Question

In \(\mathrm{CF}_{3} \mathrm{Cl}\) the \(\mathrm{C}-\mathrm{Cl}\) bond- dissociation energy is \(339 \mathrm{~kJ} / \mathrm{mol}\). In \(\mathrm{CCl}_{4}\) the \(\mathrm{C}-\mathrm{Cl}\) bond-dissociation energy is \(293 \mathrm{~kJ} / \mathrm{mol}\). What is the range of wavelengths of photons that can cause \(\mathrm{C}-\mathrm{Cl}\) bond rupture in one molecule but not in the other?

Short answer

The range of wavelengths of photons that can cause C-Cl bond rupture in CF3Cl but not in CCl4 is between \(3.54 \times 10^{-7} \mathrm{~m}\) (or 354 nm) and \(4.07 \times 10^{-7} \mathrm{~m}\) (or 407 nm).

Step-by-step solution

Convert bond dissociation energies to Joules per molecule

To work with energy per molecule rather than per mole, we will convert the given energies from kJ/mol to J/molecule using the Avogadro's number (6.022 x 10²³ molecules/mol). For CF3Cl: \( 339 \mathrm{~kJ/mol} \times \dfrac{10^3 \mathrm{~J}}{1 \mathrm{~kJ}} \times \dfrac{1 \mathrm{~mol}}{6.022 \times 10^{23} \mathrm{~molecules}} = 5.63 \times 10^{-19} \mathrm{~J/molecule} \) For CCl4: \( 293 \mathrm{~kJ/mol} \times \dfrac{10^3 \mathrm{~J}}{1 \mathrm{~kJ}} \times\dfrac{1 \mathrm{~mol}}{6.022 \times 10^{23} \mathrm{~molecules}} = 4.87 \times 10^{-19} \mathrm{~J/molecule} \)

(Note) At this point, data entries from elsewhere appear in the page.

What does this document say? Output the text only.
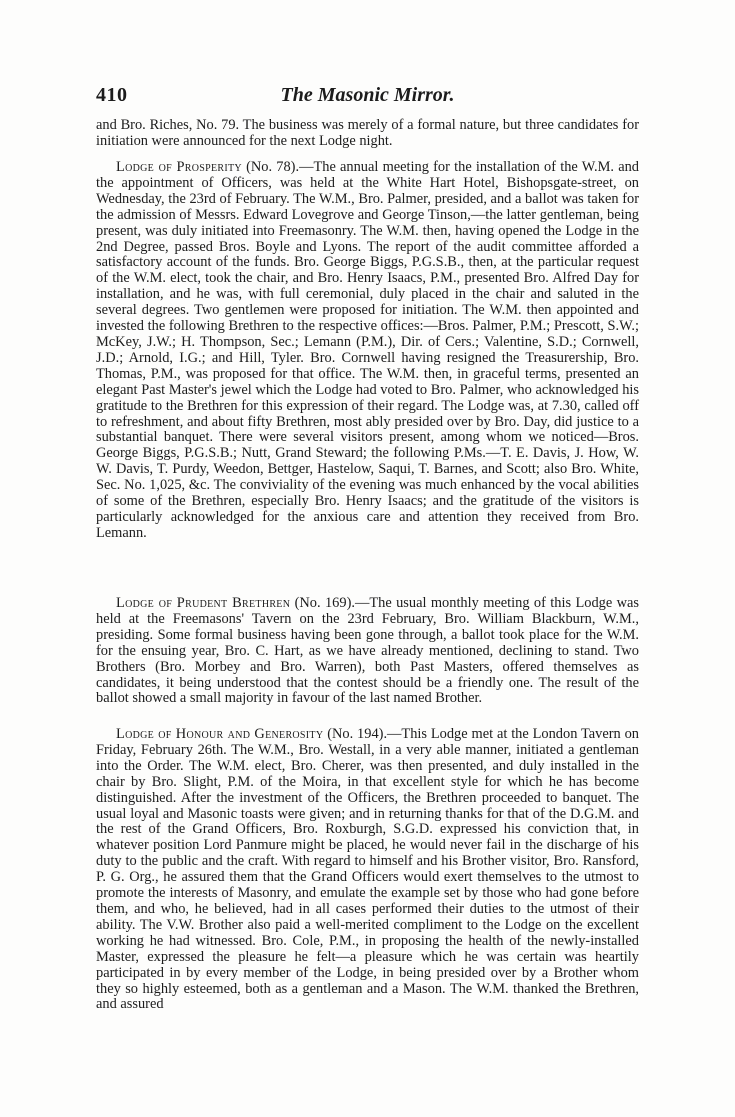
410	The Masonic Mirror.

and Bro. Riches, No. 79. The business was merely of a formal nature, but three candidates for initiation were announced for the next Lodge night.

Lodge of Prosperity (No. 78).—The annual meeting for the installation of the W.M. and the appointment of Officers, was held at the White Hart Hotel, Bishopsgate-street, on Wednesday, the 23rd of February. The W.M., Bro. Palmer, presided, and a ballot was taken for the admission of Messrs. Edward Lovegrove and George Tinson,—the latter gentleman, being present, was duly initiated into Freemasonry. The W.M. then, having opened the Lodge in the 2nd Degree, passed Bros. Boyle and Lyons. The report of the audit committee afforded a satisfactory account of the funds. Bro. George Biggs, P.G.S.B., then, at the particular request of the W.M. elect, took the chair, and Bro. Henry Isaacs, P.M., presented Bro. Alfred Day for installation, and he was, with full ceremonial, duly placed in the chair and saluted in the several degrees. Two gentlemen were proposed for initiation. The W.M. then appointed and invested the following Brethren to the respective offices:—Bros. Palmer, P.M.; Prescott, S.W.; McKey, J.W.; H. Thompson, Sec.; Lemann (P.M.), Dir. of Cers.; Valentine, S.D.; Cornwell, J.D.; Arnold, I.G.; and Hill, Tyler. Bro. Cornwell having resigned the Treasurership, Bro. Thomas, P.M., was proposed for that office. The W.M. then, in graceful terms, presented an elegant Past Master's jewel which the Lodge had voted to Bro. Palmer, who acknowledged his gratitude to the Brethren for this expression of their regard. The Lodge was, at 7.30, called off to refreshment, and about fifty Brethren, most ably presided over by Bro. Day, did justice to a substantial banquet. There were several visitors present, among whom we noticed—Bros. George Biggs, P.G.S.B.; Nutt, Grand Steward; the following P.Ms.—T. E. Davis, J. How, W. W. Davis, T. Purdy, Weedon, Bettger, Hastelow, Saqui, T. Barnes, and Scott; also Bro. White, Sec. No. 1,025, &c. The conviviality of the evening was much enhanced by the vocal abilities of some of the Brethren, especially Bro. Henry Isaacs; and the gratitude of the visitors is particularly acknowledged for the anxious care and attention they received from Bro. Lemann.

Lodge of Prudent Brethren (No. 169).—The usual monthly meeting of this Lodge was held at the Freemasons' Tavern on the 23rd February, Bro. William Blackburn, W.M., presiding. Some formal business having been gone through, a ballot took place for the W.M. for the ensuing year, Bro. C. Hart, as we have already mentioned, declining to stand. Two Brothers (Bro. Morbey and Bro. Warren), both Past Masters, offered themselves as candidates, it being understood that the contest should be a friendly one. The result of the ballot showed a small majority in favour of the last named Brother.

Lodge of Honour and Generosity (No. 194).—This Lodge met at the London Tavern on Friday, February 26th. The W.M., Bro. Westall, in a very able manner, initiated a gentleman into the Order. The W.M. elect, Bro. Cherer, was then presented, and duly installed in the chair by Bro. Slight, P.M. of the Moira, in that excellent style for which he has become distinguished. After the investment of the Officers, the Brethren proceeded to banquet. The usual loyal and Masonic toasts were given; and in returning thanks for that of the D.G.M. and the rest of the Grand Officers, Bro. Roxburgh, S.G.D. expressed his conviction that, in whatever position Lord Panmure might be placed, he would never fail in the discharge of his duty to the public and the craft. With regard to himself and his Brother visitor, Bro. Ransford, P. G. Org., he assured them that the Grand Officers would exert themselves to the utmost to promote the interests of Masonry, and emulate the example set by those who had gone before them, and who, he believed, had in all cases performed their duties to the utmost of their ability. The V.W. Brother also paid a well-merited compliment to the Lodge on the excellent working he had witnessed. Bro. Cole, P.M., in proposing the health of the newly-installed Master, expressed the pleasure he felt—a pleasure which he was certain was heartily participated in by every member of the Lodge, in being presided over by a Brother whom they so highly esteemed, both as a gentleman and a Mason. The W.M. thanked the Brethren, and assured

Use Planck's equation to find the energy range of photons

Planck's equation relates the energy (E) of a photon to its frequency (ν) or wavelength (λ) through the Planck's constant (h, \(6.626 \times 10^{-34} \mathrm{~J \cdot s}\)) and the speed of light in vacuum (c, \(3 \times 10^8 \mathrm{~m/s}\)). \(E = h \nu = \cfrac{hc}{\lambda}\) To find the range of wavelengths corresponding to the energy range, we note that the bond rupture in CF3Cl but not in CCl4: \( 4.87 \times 10^{-19} \mathrm{~J} < E < 5.63 \times 10^{-19} \mathrm{~J} \)

Calculate the range of wavelengths

Rearrange Planck's equation for the wavelength: \( \lambda = \cfrac{hc}{E} \) Calculate the range of wavelengths that will cause bond rupture in CF3Cl but not in CCl4: \(\lambda\) minimum for CF3Cl: \( \lambda_{min} = \cfrac{6.626 \times 10^{-34} \mathrm{~J\cdot s} \times 3 \times 10^8 \mathrm{~m/s}}{5.63 \times 10^{-19} \mathrm{~J}} = 3.54 \times 10^{-7} \mathrm{~m} \) \(\lambda\) maximum for CCl4: \( \lambda_{max} = \cfrac{6.626 \times 10^{-34} \mathrm{~J\cdot s} \times 3 \times 10^8 \mathrm{~m/s}}{4.87\times 10^{-19} \mathrm{~J}} = 4.07 \times 10^{-7} \mathrm{~m} \)

Present the range of wavelengths

The range of wavelengths of photons that can cause C-Cl bond rupture in CF3Cl but not in CCl4 is between \(3.54 \times 10^{-7} \mathrm{~m}\) (or 354 nm) and \(4.07 \times 10^{-7} \mathrm{~m}\) (or 407 nm).